When you answered your father that no, there isn’t anything you need to resolve in your relationship, you didn’t lie, you told the truth. What you needed to resolve you have already done. After a severely strained relationship, you have restored your caring and respectful bond with each other.
You say you’re saddened by the fact that you will not be able to have your father’s respect for the independent and successful woman you have become, because that is tied to your reasoning and nonbelief.
He is already aware that you are an independent person. Your youthful independence was possibly a part of the strain between you and your parents when you were younger, and I think now your more mature independence is a part of how and why you enjoy each other’s company.
He is also already aware that you are an intelligent, successful woman who can take care of herself. You will soon earn your master’s degree, and that is no small accomplishment.
He’s even already aware that you are a strongly reasoning person. The rationality that you probably apply to many things in life would be hard to miss.
It appears that he already respects you for all that, since you are getting along well.
The only thing that he doesn’t know is that you’re unconvinced of a deity. That is just one result of your independence, your intelligence, and your ability to reason, not the cause of those qualities.
Right now, the person who really needs to know where you stand on such things as religion also already knows. That’s you. So yes, enjoy the time you have left together. In this case, at this point, I think telling him would be only about giving yourself something, and not about giving him something. Let him and your mother have what ease and comfort they can find.
You can consider how you should handle this issue with your mother and sisters later, when people are not so vulnerable from anguish and grief, and in so much need of their customary comforts. You can weigh the principle of honesty versus the principle of compassion versus the principle of prudence on a person-by-person basis. As you grow, as they grow, and as circumstances change, your best guesses at the best solutions to these life puzzles will change too.

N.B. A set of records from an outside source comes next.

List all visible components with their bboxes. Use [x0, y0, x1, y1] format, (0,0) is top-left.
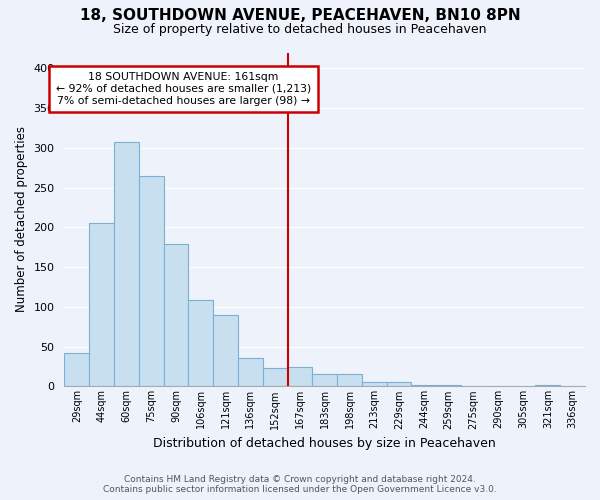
Bar: [535, 385, 560, 386]
Text: Size of property relative to detached houses in Peacehaven: Size of property relative to detached ho…: [113, 22, 487, 36]
Bar: [139, 176, 164, 386]
Bar: [64, 353, 89, 386]
Text: 18 SOUTHDOWN AVENUE: 161sqm
← 92% of detached houses are smaller (1,213)
7% of s: 18 SOUTHDOWN AVENUE: 161sqm ← 92% of det…: [56, 72, 311, 106]
Bar: [238, 358, 263, 386]
Bar: [114, 142, 139, 386]
X-axis label: Distribution of detached houses by size in Peacehaven: Distribution of detached houses by size …: [154, 437, 496, 450]
Bar: [386, 382, 412, 386]
Bar: [412, 385, 436, 386]
Bar: [287, 366, 313, 386]
Bar: [188, 300, 213, 386]
Bar: [436, 385, 461, 386]
Text: 18, SOUTHDOWN AVENUE, PEACEHAVEN, BN10 8PN: 18, SOUTHDOWN AVENUE, PEACEHAVEN, BN10 8…: [80, 8, 520, 22]
Bar: [164, 244, 188, 386]
Bar: [337, 374, 362, 386]
Bar: [362, 382, 386, 386]
Y-axis label: Number of detached properties: Number of detached properties: [15, 126, 28, 312]
Text: Contains HM Land Registry data © Crown copyright and database right 2024.
Contai: Contains HM Land Registry data © Crown c…: [103, 474, 497, 494]
Bar: [89, 222, 114, 386]
Bar: [313, 374, 337, 386]
Bar: [213, 315, 238, 386]
Bar: [263, 368, 287, 386]
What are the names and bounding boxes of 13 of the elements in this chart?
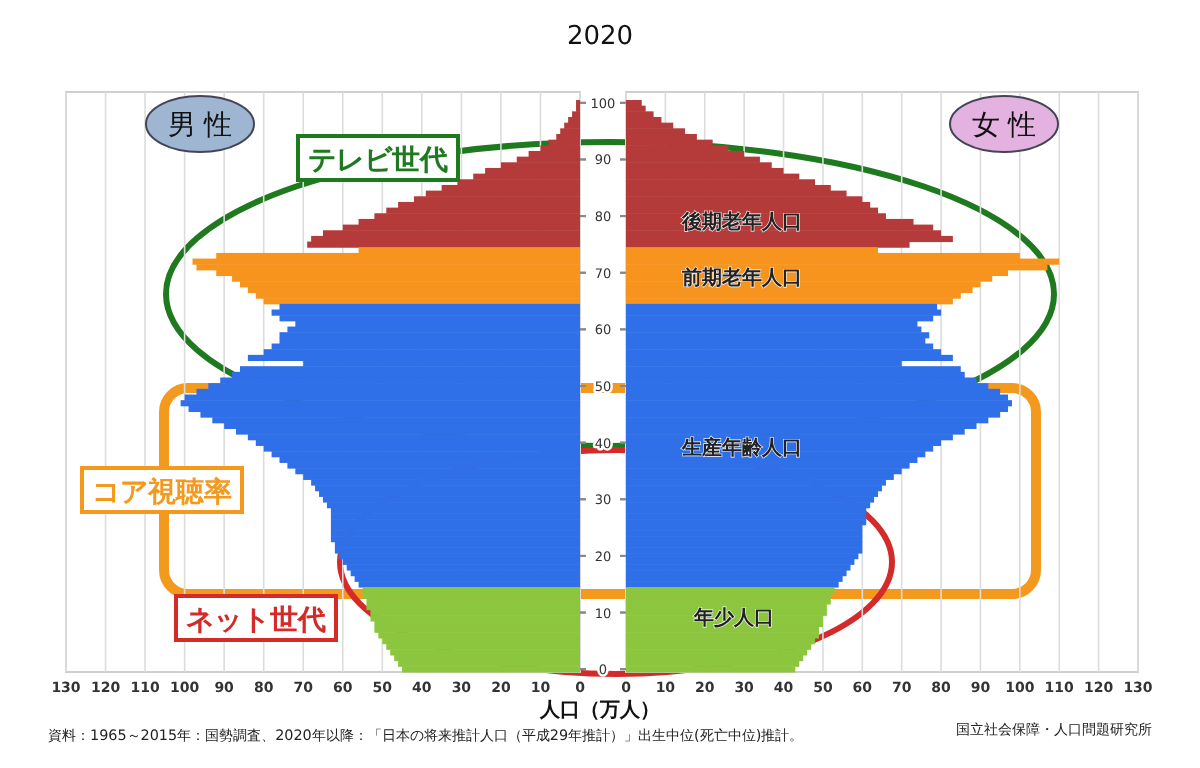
badge: 女 性 [949,95,1059,153]
annotation: 前期老年人口 [680,266,802,290]
annotation: 女 性 [971,110,1037,142]
annotation: テレビ世代 [308,145,448,177]
chart-title: 2020 [566,22,634,52]
badge: 男 性 [145,95,255,153]
annotation: 生産年齢人口 [680,436,802,460]
annotation: コア視聴率 [92,475,232,509]
annotation: ネット世代 [186,605,326,637]
annotation: 年少人口 [692,606,774,630]
annotation: 後期老年人口 [680,210,802,234]
x-axis-title: 人口（万人） [538,698,660,722]
annotation: 男 性 [167,110,233,142]
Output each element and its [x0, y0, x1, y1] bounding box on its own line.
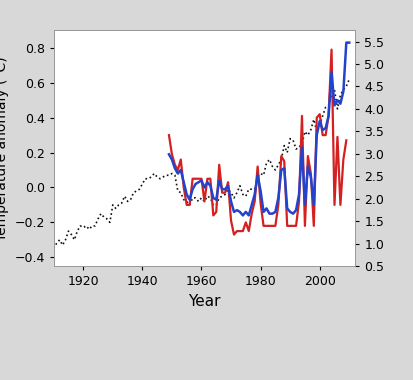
- Y-axis label: Temperature anomaly (°C): Temperature anomaly (°C): [0, 56, 9, 241]
- X-axis label: Year: Year: [188, 294, 221, 309]
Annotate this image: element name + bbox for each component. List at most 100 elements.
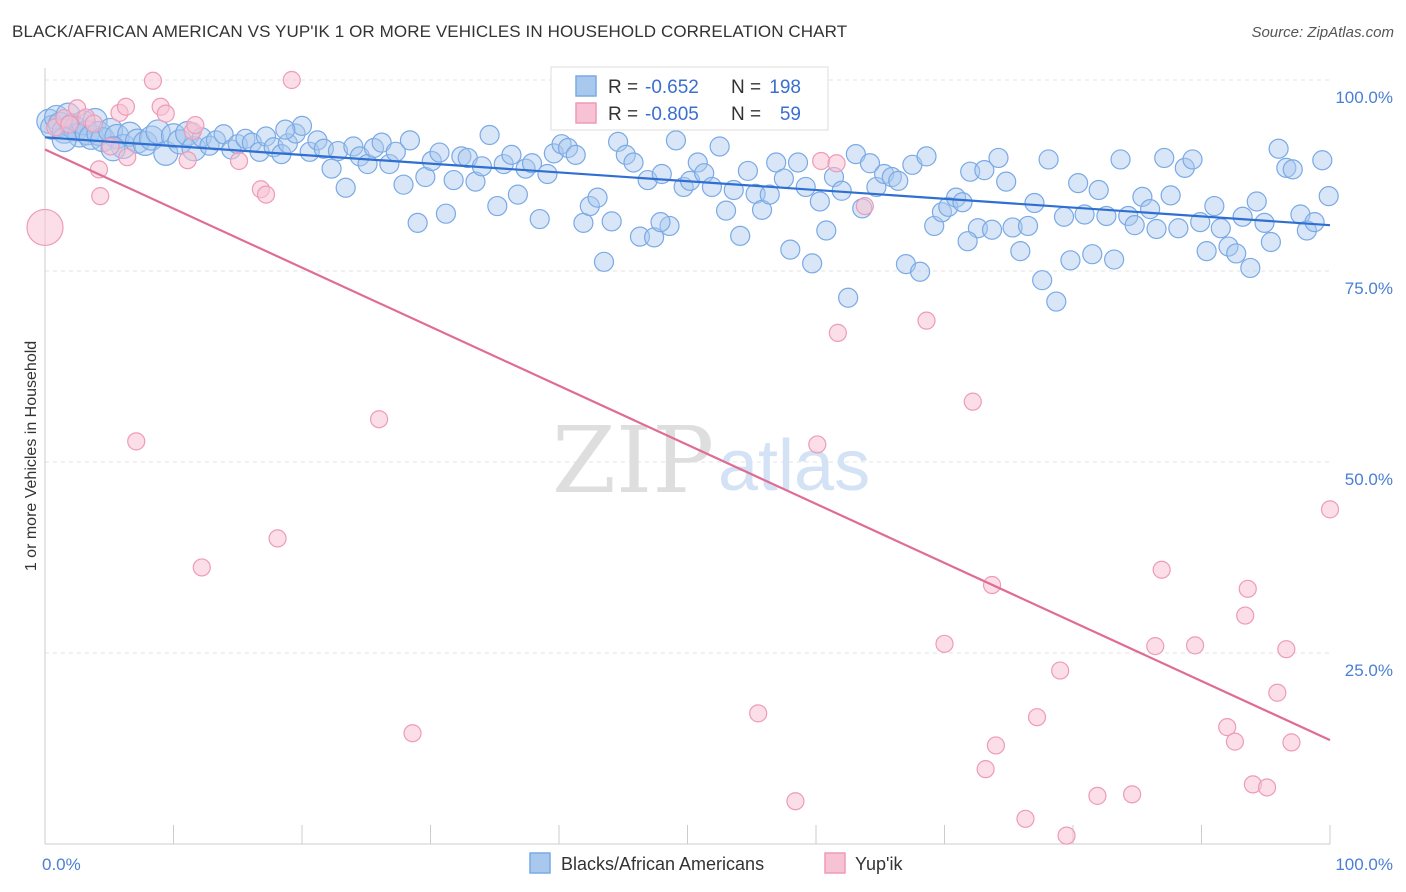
point-blacks-46 — [321, 158, 342, 179]
point-blacks-141 — [1002, 217, 1023, 238]
point-blacks-166 — [1182, 149, 1203, 170]
point-blacks-115 — [816, 220, 837, 241]
point-blacks-53 — [371, 132, 392, 153]
point-blacks-107 — [759, 184, 780, 205]
series-legend: Blacks/African Americans Yup'ik — [529, 852, 903, 874]
point-blacks-158 — [1124, 215, 1145, 236]
point-yupik-56 — [1268, 683, 1287, 702]
point-blacks-152 — [1082, 244, 1103, 265]
point-yupik-23 — [256, 185, 276, 204]
point-blacks-159 — [1132, 186, 1153, 207]
chart-title: BLACK/AFRICAN AMERICAN VS YUP'IK 1 OR MO… — [12, 22, 848, 41]
point-blacks-128 — [909, 261, 931, 282]
point-blacks-89 — [629, 226, 651, 247]
point-yupik-46 — [1123, 785, 1142, 804]
point-yupik-42 — [1027, 708, 1047, 727]
point-blacks-78 — [551, 134, 572, 155]
point-blacks-110 — [780, 239, 801, 260]
point-blacks-124 — [881, 166, 902, 188]
stats-legend-swatch-blue — [575, 75, 597, 97]
point-blacks-138 — [981, 219, 1003, 240]
point-blacks-137 — [974, 160, 995, 181]
point-blacks-170 — [1210, 218, 1231, 239]
point-blacks-169 — [1204, 195, 1225, 217]
point-blacks-63 — [443, 169, 464, 191]
point-blacks-48 — [335, 177, 356, 198]
point-blacks-18 — [117, 121, 143, 147]
point-blacks-121 — [859, 153, 881, 174]
x-tick-labels: 0.0% 100.0% — [42, 855, 1393, 874]
point-blacks-104 — [737, 160, 758, 182]
point-blacks-139 — [988, 147, 1009, 169]
point-blacks-111 — [787, 152, 809, 173]
point-yupik-26 — [370, 410, 389, 429]
point-blacks-86 — [608, 131, 629, 152]
point-blacks-119 — [845, 144, 866, 165]
stats-n-label-pink: N = — [731, 104, 761, 125]
stats-n-value-pink: 59 — [780, 104, 801, 125]
point-blacks-100 — [709, 136, 730, 157]
point-blacks-72 — [507, 184, 528, 205]
stats-r-value-pink: -0.805 — [645, 104, 699, 125]
stats-n-value-blue: 198 — [769, 77, 801, 98]
point-yupik-20 — [192, 558, 211, 577]
point-blacks-62 — [435, 203, 457, 224]
stats-legend: R = -0.652 N = 198 R = -0.805 N = 59 — [550, 66, 829, 131]
point-yupik-57 — [1277, 640, 1296, 659]
point-yupik-44 — [1057, 826, 1076, 845]
point-yupik-21 — [229, 151, 249, 171]
point-blacks-178 — [1268, 138, 1289, 159]
legend-label-yupik: Yup'ik — [855, 854, 903, 874]
point-blacks-174 — [1240, 257, 1261, 279]
y-axis-title: 1 or more Vehicles in Household — [23, 341, 40, 571]
x-tick-label-0: 0.0% — [42, 855, 81, 874]
point-yupik-16 — [156, 104, 175, 123]
point-blacks-109 — [773, 168, 794, 189]
point-yupik-29 — [786, 792, 805, 811]
point-yupik-11 — [116, 97, 136, 116]
point-blacks-80 — [565, 144, 586, 165]
point-yupik-36 — [935, 634, 954, 653]
point-yupik-14 — [143, 71, 163, 90]
point-yupik-40 — [986, 736, 1006, 755]
point-blacks-113 — [802, 253, 823, 274]
legend-swatch-yupik — [824, 852, 846, 874]
point-blacks-172 — [1226, 243, 1247, 264]
point-blacks-75 — [529, 208, 550, 230]
point-blacks-168 — [1196, 241, 1217, 262]
point-blacks-69 — [487, 195, 508, 217]
point-blacks-108 — [766, 152, 787, 173]
point-yupik-52 — [1236, 606, 1255, 625]
point-yupik-43 — [1051, 661, 1070, 680]
point-blacks-153 — [1088, 179, 1109, 201]
point-yupik-17 — [178, 151, 197, 170]
y-tick-label-1: 75.0% — [1345, 279, 1393, 298]
point-blacks-140 — [996, 171, 1017, 192]
source-label: Source: ZipAtlas.com — [1251, 24, 1394, 41]
point-blacks-94 — [665, 130, 687, 151]
point-yupik-50 — [1218, 718, 1237, 737]
x-tick-label-1: 100.0% — [1335, 855, 1393, 874]
point-blacks-91 — [643, 227, 665, 248]
stats-r-value-blue: -0.652 — [645, 77, 699, 98]
point-blacks-118 — [838, 287, 859, 308]
point-yupik-19 — [186, 115, 205, 135]
point-yupik-25 — [282, 70, 301, 90]
point-blacks-142 — [1010, 241, 1031, 262]
point-blacks-150 — [1068, 173, 1089, 194]
point-yupik-51 — [1225, 732, 1245, 751]
point-yupik-48 — [1152, 560, 1171, 579]
point-yupik-55 — [1257, 778, 1277, 797]
point-blacks-177 — [1260, 231, 1281, 253]
stats-n-label-blue: N = — [731, 77, 761, 98]
point-yupik-38 — [976, 760, 995, 779]
point-blacks-87 — [615, 144, 636, 165]
point-blacks-146 — [1038, 149, 1059, 170]
point-blacks-155 — [1104, 249, 1125, 270]
legend-label-blacks: Blacks/African Americans — [561, 854, 764, 874]
point-yupik-37 — [963, 392, 982, 411]
point-blacks-47 — [327, 140, 349, 162]
point-blacks-66 — [465, 171, 486, 192]
point-blacks-184 — [1312, 150, 1333, 171]
point-blacks-99 — [701, 176, 723, 198]
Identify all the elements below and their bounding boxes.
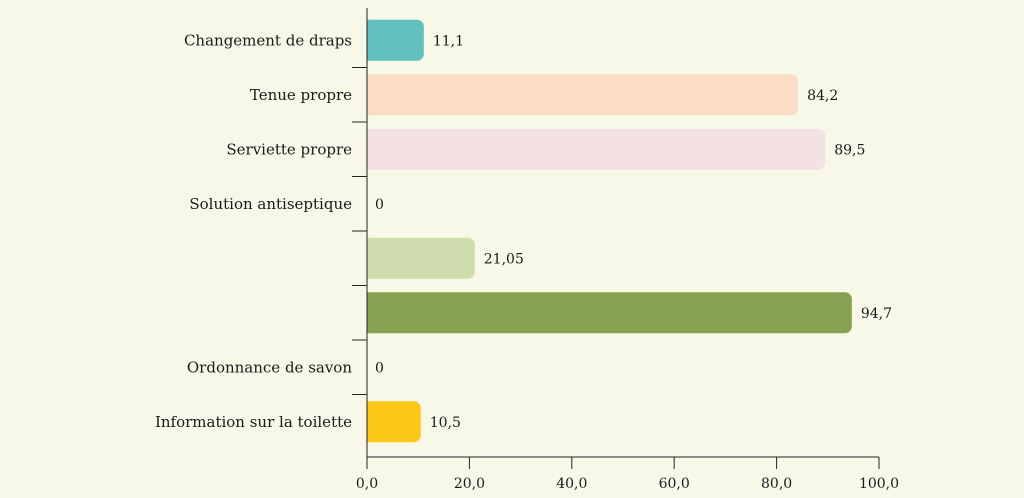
category-label: Tenue propre — [250, 86, 352, 104]
category-label: Serviette propre — [226, 140, 352, 158]
x-tick-label: 100,0 — [859, 476, 899, 492]
value-label: 0 — [375, 360, 384, 376]
value-label: 11,1 — [433, 33, 464, 49]
bar — [367, 292, 852, 334]
value-label: 94,7 — [861, 306, 892, 322]
axes-layer: 0,0 20,0 40,0 60,0 80,0 100,0 — [352, 8, 899, 492]
value-label: 10,5 — [430, 415, 461, 431]
category-label: Ordonnance de savon — [187, 358, 352, 376]
category-label: Changement de draps — [184, 31, 352, 49]
labels-layer: Changement de draps 11,1 Tenue propre 84,2 S… — [155, 31, 892, 431]
x-tick-label: 40,0 — [556, 476, 587, 492]
x-tick-label: 20,0 — [454, 476, 485, 492]
category-label: Solution antiseptique — [189, 195, 352, 213]
bars-layer — [367, 19, 852, 443]
bar-edge — [367, 74, 375, 116]
value-label: 89,5 — [834, 142, 865, 158]
bar — [367, 401, 421, 443]
bar — [367, 74, 799, 116]
bar — [367, 19, 424, 61]
x-tick-label: 0,0 — [356, 476, 378, 492]
category-label: Information sur la toilette — [155, 413, 352, 431]
bar-edge — [367, 292, 375, 334]
bar — [367, 237, 475, 279]
x-tick-label: 60,0 — [659, 476, 690, 492]
x-tick-label: 80,0 — [761, 476, 792, 492]
bar — [367, 128, 826, 170]
bar-edge — [367, 401, 375, 443]
bar-edge — [367, 19, 375, 61]
bar-edge — [367, 237, 375, 279]
value-label: 0 — [375, 197, 384, 213]
value-label: 84,2 — [807, 88, 838, 104]
value-label: 21,05 — [484, 251, 524, 267]
bar-edge — [367, 128, 375, 170]
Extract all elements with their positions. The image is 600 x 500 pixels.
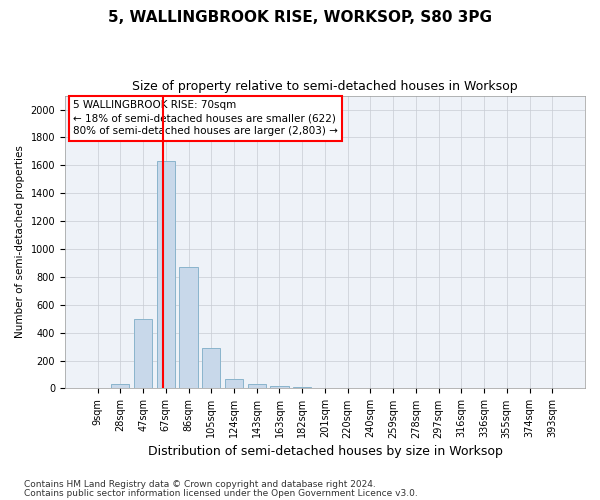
Bar — [202, 348, 220, 389]
Bar — [293, 387, 311, 388]
Bar — [248, 384, 266, 388]
Bar — [225, 380, 243, 388]
Bar — [271, 386, 289, 388]
Text: 5 WALLINGBROOK RISE: 70sqm
← 18% of semi-detached houses are smaller (622)
80% o: 5 WALLINGBROOK RISE: 70sqm ← 18% of semi… — [73, 100, 338, 136]
Bar — [179, 267, 197, 388]
Text: Contains HM Land Registry data © Crown copyright and database right 2024.: Contains HM Land Registry data © Crown c… — [24, 480, 376, 489]
Text: 5, WALLINGBROOK RISE, WORKSOP, S80 3PG: 5, WALLINGBROOK RISE, WORKSOP, S80 3PG — [108, 10, 492, 25]
Bar — [157, 161, 175, 388]
X-axis label: Distribution of semi-detached houses by size in Worksop: Distribution of semi-detached houses by … — [148, 444, 502, 458]
Title: Size of property relative to semi-detached houses in Worksop: Size of property relative to semi-detach… — [132, 80, 518, 93]
Text: Contains public sector information licensed under the Open Government Licence v3: Contains public sector information licen… — [24, 488, 418, 498]
Y-axis label: Number of semi-detached properties: Number of semi-detached properties — [15, 146, 25, 338]
Bar — [111, 384, 130, 388]
Bar — [134, 318, 152, 388]
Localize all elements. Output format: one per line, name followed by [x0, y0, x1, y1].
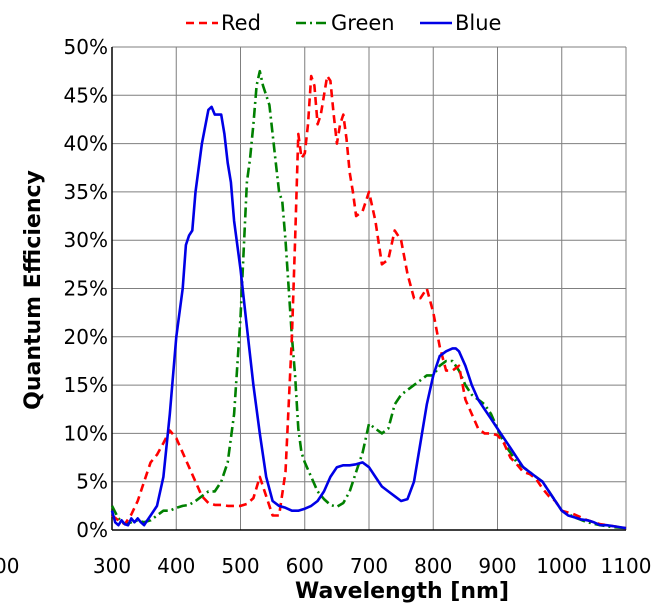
x-tick-label: 600	[286, 554, 324, 578]
legend-label-green: Green	[331, 11, 395, 35]
x-axis-title: Wavelength [nm]	[295, 579, 509, 604]
series-line-blue	[110, 105, 627, 530]
y-tick-label: 30%	[64, 228, 108, 252]
y-tick-label: 15%	[64, 373, 108, 397]
y-tick-labels: 0% 5% 10% 15% 20% 25% 30% 35% 40% 45% 50%	[64, 35, 108, 542]
x-tick-label: 1000	[536, 554, 587, 578]
x-tick-label: 800	[414, 554, 452, 578]
y-tick-label: 10%	[64, 421, 108, 445]
y-tick-label: 50%	[64, 35, 108, 59]
x-tick-label: 900	[478, 554, 516, 578]
y-tick-label: 0%	[76, 518, 108, 542]
series-line-red	[111, 74, 627, 530]
legend: Red Green Blue	[186, 11, 501, 35]
y-tick-label: 5%	[76, 470, 108, 494]
y-tick-label: 25%	[64, 277, 108, 301]
y-tick-label: 35%	[64, 180, 108, 204]
x-tick-label: 300	[93, 554, 131, 578]
x-tick-label: 1100	[601, 554, 652, 578]
grid	[111, 46, 627, 531]
y-tick-label: 45%	[64, 83, 108, 107]
x-tick-label: 700	[350, 554, 388, 578]
y-tick-label: 40%	[64, 132, 108, 156]
y-tick-label: 20%	[64, 325, 108, 349]
y-axis-title: Quantum Efficiency	[21, 170, 46, 410]
x-tick-label: 500	[221, 554, 259, 578]
x-tick-label-cropped: 00	[0, 554, 19, 578]
series-layer	[110, 69, 627, 530]
x-tick-label: 400	[157, 554, 195, 578]
legend-label-red: Red	[221, 11, 261, 35]
legend-label-blue: Blue	[455, 11, 501, 35]
x-tick-labels: 300 400 500 600 700 800 900 1000 1100	[93, 554, 652, 578]
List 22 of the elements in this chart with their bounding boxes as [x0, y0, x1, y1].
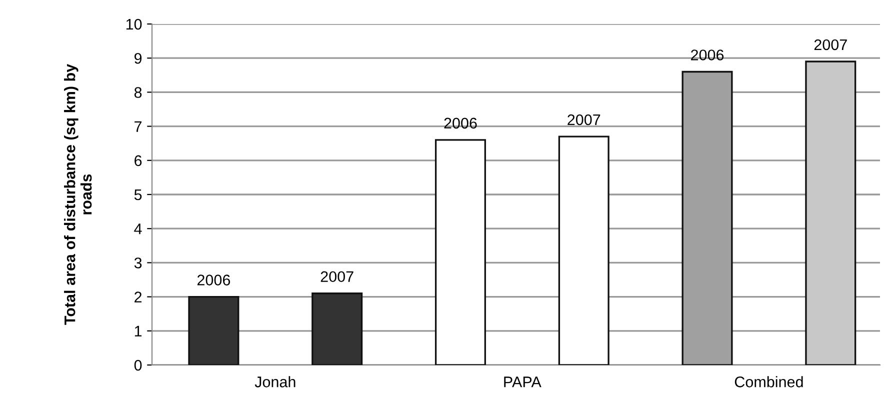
x-tick-label: Jonah: [254, 376, 296, 388]
series-label: 2006: [444, 118, 477, 129]
y-tick-label: 1: [134, 326, 142, 336]
y-tick-label: 4: [134, 224, 142, 234]
y-tick-label: 0: [134, 360, 142, 371]
y-tick-label: 3: [134, 258, 142, 268]
y-axis-title: Total area of disturbance (sq km) by roads: [64, 64, 92, 325]
text: 2007: [568, 114, 600, 126]
bar: [805, 60, 856, 365]
text: 2006: [691, 50, 724, 60]
y-tick-label: 7: [134, 121, 142, 132]
x-tick-label: Combined: [734, 376, 803, 388]
text: 2007: [814, 39, 847, 50]
y-tick-label: 9: [134, 52, 142, 64]
y-tick-label: 10: [126, 18, 142, 30]
y-tick-label: 8: [134, 87, 142, 98]
y-tick-label: 2: [134, 292, 142, 302]
y-tick-label: 5: [134, 190, 142, 200]
text: 2006: [197, 274, 230, 286]
series-label: 2007: [320, 271, 354, 282]
y-tick-label: 6: [134, 155, 142, 166]
x-tick-label: PAPA: [504, 376, 542, 388]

You’re sad that he will die, but there is no need to be sad that he will not know everything about you. Just make certain that he knows the most important things. Make certain that he knows you love him, and you know he loves you. He probably already knows that you are a good person who cares about people’s feelings, and who tries to find the best solutions in delicate, difficult situations. He probably already knows that you can selflessly forego your own satisfaction in order to show someone else compassion. Even though he doesn’t know you’re doing those things for him right now, I’m sure those qualities show clearly in much of your behavior. Be certain to thank him for helping to nurture those qualities in you.
Those are the essentials, the things we should be certain are clearly said and understood between us and our loved ones before we lose the opportunity. The rest are just details that we can choose to share or not share, guided by the love we have already made crystal clear.